MOJUÍ DOS CAMPOS SAÚDE

Alerta: Mojuí dos Campos é destino de muitos que têm deixado Manaus

A atenção é para o estado de saúde que estas pessoas chegam no município, uma vez que o Amazonas está no pico da segunda onda da Covid-19.

Da Redação

Nos últimos dias nossa redação tem recebido mensagens sobre a chegada de pessoas, provenientes do Estado do Amazonas. As mensagens alertam para o estado de saúde que estas pessoas chegam em Mojuí dos Campos, um dos destinos de muitos que estão deixando a capital amazonense.

O medo de muitos se atenta para o alerta de médicos e pesquisadores do Amazonas, de acordo com reportagem do Portal do Holanda, diante da nova cepa que provocou a segunda onda da covid-19 no estado: o vírus está mais perigoso e, matando mais, sobretudo, a população mais jovem. 

Os especialistas relatam que a infecção causa pela cepa é mais violenta e se espalha com maior rapidez pelo organismo, fazendo com que os pulmões definhem do dia para a noite: ” “Antes, os primeiros sintomas de gravidade apareciam em torno do décimo dia em diante.
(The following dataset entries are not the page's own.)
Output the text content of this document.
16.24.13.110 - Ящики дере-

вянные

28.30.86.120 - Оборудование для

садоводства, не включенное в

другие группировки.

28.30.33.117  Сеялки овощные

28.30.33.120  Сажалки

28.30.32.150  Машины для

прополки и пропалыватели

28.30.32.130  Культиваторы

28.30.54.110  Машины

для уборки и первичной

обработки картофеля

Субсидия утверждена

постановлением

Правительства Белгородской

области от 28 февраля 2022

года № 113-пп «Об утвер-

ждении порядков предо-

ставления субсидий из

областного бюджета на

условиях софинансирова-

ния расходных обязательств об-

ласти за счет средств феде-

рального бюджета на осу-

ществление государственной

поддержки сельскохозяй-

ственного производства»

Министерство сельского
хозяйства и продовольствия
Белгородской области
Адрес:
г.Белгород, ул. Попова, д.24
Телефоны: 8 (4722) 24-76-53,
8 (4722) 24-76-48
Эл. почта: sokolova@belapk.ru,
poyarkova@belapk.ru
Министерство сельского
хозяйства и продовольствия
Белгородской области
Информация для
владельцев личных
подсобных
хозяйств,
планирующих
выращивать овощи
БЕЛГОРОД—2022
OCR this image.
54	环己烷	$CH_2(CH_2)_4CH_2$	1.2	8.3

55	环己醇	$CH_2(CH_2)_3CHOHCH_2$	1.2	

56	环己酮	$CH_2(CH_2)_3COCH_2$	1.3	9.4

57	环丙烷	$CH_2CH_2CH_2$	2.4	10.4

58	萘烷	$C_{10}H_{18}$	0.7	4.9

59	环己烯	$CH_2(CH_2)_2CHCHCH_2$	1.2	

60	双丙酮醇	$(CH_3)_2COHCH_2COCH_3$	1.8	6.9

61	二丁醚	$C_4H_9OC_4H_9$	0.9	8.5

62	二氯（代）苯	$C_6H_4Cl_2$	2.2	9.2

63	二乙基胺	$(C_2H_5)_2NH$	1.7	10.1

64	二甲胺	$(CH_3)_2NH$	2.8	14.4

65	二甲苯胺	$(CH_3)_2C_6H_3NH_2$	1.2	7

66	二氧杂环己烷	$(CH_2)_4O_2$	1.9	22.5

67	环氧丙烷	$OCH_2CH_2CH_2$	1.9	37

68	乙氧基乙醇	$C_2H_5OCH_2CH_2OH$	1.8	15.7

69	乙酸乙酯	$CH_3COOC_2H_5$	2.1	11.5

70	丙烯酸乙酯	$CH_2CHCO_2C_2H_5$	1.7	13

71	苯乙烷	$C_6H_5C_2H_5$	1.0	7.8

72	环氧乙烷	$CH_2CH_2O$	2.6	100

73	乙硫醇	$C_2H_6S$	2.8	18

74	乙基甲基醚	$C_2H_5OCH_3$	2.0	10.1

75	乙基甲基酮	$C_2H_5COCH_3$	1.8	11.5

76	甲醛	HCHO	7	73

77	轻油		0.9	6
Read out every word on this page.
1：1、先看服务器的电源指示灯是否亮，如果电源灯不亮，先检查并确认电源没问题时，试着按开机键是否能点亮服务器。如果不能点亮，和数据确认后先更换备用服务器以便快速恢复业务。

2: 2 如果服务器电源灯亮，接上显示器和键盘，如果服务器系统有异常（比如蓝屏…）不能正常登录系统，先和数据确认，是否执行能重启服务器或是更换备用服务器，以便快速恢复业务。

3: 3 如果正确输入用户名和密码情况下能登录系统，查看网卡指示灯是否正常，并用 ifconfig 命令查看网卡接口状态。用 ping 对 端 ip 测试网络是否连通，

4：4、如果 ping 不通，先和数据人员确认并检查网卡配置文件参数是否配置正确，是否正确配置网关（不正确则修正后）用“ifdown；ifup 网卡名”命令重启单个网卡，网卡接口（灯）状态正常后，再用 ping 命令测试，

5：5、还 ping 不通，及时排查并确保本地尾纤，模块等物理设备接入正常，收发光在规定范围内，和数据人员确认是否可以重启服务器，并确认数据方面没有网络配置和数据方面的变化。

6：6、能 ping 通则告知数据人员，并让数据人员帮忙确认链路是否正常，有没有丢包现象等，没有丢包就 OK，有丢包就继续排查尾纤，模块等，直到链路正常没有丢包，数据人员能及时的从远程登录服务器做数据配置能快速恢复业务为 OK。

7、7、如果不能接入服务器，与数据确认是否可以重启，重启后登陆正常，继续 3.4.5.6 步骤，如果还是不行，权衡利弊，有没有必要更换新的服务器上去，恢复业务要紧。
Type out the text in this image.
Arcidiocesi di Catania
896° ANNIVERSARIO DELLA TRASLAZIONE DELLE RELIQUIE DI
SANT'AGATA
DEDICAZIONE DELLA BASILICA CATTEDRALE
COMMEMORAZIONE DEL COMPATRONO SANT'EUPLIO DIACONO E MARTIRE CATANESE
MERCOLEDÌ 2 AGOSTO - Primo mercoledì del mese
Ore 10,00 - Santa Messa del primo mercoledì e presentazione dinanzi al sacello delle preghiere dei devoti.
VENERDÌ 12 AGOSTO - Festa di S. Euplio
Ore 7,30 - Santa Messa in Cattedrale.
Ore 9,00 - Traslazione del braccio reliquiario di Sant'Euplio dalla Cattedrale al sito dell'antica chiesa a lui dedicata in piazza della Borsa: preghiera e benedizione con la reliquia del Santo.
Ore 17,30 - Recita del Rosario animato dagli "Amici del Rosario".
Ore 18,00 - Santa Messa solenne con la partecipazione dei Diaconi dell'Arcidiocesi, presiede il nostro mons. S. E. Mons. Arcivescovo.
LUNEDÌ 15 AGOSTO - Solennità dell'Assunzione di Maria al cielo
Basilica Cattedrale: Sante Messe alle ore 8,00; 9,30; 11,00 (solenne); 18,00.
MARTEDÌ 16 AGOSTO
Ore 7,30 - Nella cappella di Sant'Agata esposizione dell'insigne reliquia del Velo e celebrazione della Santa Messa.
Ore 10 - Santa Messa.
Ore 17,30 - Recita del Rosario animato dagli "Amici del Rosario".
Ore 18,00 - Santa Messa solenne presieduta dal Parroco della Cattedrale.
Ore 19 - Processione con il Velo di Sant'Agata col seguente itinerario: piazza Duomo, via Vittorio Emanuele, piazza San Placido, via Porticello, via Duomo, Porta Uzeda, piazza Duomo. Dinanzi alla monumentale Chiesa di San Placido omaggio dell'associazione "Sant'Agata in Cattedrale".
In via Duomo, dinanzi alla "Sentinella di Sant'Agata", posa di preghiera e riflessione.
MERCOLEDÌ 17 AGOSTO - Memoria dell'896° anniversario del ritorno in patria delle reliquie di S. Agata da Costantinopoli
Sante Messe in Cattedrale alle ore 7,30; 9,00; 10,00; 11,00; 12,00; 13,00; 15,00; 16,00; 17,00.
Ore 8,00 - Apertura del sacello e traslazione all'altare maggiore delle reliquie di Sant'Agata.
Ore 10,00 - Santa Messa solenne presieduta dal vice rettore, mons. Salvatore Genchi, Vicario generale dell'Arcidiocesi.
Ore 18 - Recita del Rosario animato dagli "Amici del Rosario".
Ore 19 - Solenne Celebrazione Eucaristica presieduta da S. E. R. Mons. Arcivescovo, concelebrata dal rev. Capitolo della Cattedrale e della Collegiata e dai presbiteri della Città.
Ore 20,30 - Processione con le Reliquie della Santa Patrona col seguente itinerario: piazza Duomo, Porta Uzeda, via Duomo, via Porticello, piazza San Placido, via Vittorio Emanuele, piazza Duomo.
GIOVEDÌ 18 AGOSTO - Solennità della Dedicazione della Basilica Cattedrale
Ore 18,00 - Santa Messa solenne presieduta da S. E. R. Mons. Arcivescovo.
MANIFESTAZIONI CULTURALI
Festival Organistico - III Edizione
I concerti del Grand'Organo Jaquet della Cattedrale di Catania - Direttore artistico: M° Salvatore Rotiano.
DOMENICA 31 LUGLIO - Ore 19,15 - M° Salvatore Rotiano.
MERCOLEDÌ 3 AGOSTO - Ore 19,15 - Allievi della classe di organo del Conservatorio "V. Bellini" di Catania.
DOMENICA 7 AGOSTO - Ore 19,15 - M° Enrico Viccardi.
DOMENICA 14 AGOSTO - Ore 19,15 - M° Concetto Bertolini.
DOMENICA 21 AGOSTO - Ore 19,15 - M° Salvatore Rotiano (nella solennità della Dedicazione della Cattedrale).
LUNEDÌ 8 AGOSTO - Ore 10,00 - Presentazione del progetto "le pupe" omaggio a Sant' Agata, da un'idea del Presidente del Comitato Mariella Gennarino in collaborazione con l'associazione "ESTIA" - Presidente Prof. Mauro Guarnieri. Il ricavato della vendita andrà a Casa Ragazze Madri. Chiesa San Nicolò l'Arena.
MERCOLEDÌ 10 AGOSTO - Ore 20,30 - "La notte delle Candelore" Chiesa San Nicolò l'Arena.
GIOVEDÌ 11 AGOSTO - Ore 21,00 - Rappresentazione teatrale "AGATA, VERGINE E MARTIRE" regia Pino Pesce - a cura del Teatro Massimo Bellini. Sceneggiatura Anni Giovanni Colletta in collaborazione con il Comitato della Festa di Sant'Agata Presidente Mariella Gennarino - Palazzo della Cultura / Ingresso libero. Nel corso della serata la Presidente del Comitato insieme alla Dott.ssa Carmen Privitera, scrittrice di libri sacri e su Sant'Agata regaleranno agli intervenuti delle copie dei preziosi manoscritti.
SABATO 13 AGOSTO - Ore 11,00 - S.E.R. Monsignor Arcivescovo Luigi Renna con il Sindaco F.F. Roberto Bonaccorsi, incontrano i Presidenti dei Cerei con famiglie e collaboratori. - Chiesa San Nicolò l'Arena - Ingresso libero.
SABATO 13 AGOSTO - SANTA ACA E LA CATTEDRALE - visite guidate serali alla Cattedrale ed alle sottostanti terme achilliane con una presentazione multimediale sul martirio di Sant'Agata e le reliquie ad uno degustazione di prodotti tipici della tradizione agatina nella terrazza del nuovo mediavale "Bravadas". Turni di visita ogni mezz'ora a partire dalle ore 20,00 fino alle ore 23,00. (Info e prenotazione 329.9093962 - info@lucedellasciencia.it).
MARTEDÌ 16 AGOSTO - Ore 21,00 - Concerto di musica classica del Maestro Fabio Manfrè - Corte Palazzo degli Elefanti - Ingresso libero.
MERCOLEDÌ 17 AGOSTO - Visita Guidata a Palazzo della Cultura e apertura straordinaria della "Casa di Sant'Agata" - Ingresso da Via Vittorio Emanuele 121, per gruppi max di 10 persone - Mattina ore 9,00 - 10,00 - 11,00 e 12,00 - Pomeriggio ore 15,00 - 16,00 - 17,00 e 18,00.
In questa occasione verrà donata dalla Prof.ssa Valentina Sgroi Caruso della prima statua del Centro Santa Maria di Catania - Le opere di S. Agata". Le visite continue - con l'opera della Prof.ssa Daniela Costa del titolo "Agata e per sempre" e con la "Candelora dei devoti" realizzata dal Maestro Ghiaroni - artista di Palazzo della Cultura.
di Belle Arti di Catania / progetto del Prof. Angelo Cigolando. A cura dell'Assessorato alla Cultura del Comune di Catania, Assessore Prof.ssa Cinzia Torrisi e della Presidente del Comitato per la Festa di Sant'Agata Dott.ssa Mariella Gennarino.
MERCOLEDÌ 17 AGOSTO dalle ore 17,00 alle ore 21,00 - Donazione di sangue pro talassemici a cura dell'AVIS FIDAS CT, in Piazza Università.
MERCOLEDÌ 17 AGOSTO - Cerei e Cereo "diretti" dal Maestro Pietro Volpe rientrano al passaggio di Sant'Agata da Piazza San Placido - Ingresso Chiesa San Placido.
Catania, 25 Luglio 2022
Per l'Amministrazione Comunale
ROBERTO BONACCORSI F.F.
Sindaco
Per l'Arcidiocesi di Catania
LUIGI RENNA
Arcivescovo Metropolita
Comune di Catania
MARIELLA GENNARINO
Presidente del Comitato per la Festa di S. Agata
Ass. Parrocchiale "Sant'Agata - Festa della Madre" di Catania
Agora têm pacientes que, com sete, oito dias, estão com comprometimento de 75% dos dois pulmões”, explica a infectologista Silvia Leopoldina em entrevista ao Uol.

Ela atua na linha de frente do combate à doença em Manaus e revela que diferente do primeiro coronavírus, a mutação não atinge apenas grupos de risco: “”Sem dúvida muito mais jovens estão morrendo. Não estamos falando só de grupo de risco: isso está em todas as faixas etárias, atingindo bebês, crianças, adolescentes mesmo sem comorbidade”.

O infectologista e pesquisador Noaldo Lucena, concorda com a colega e diz que o que está acontecendo em Manaus,  jamais foi visto em nenhum outro lugar: “Algo de muito diferente está ocorrendo em Manaus. Não sei informar se é uma cepa nova ou se é algo diferente. Mas quem está na linha de frente está vendo um aumento da gravidade dos casos”. 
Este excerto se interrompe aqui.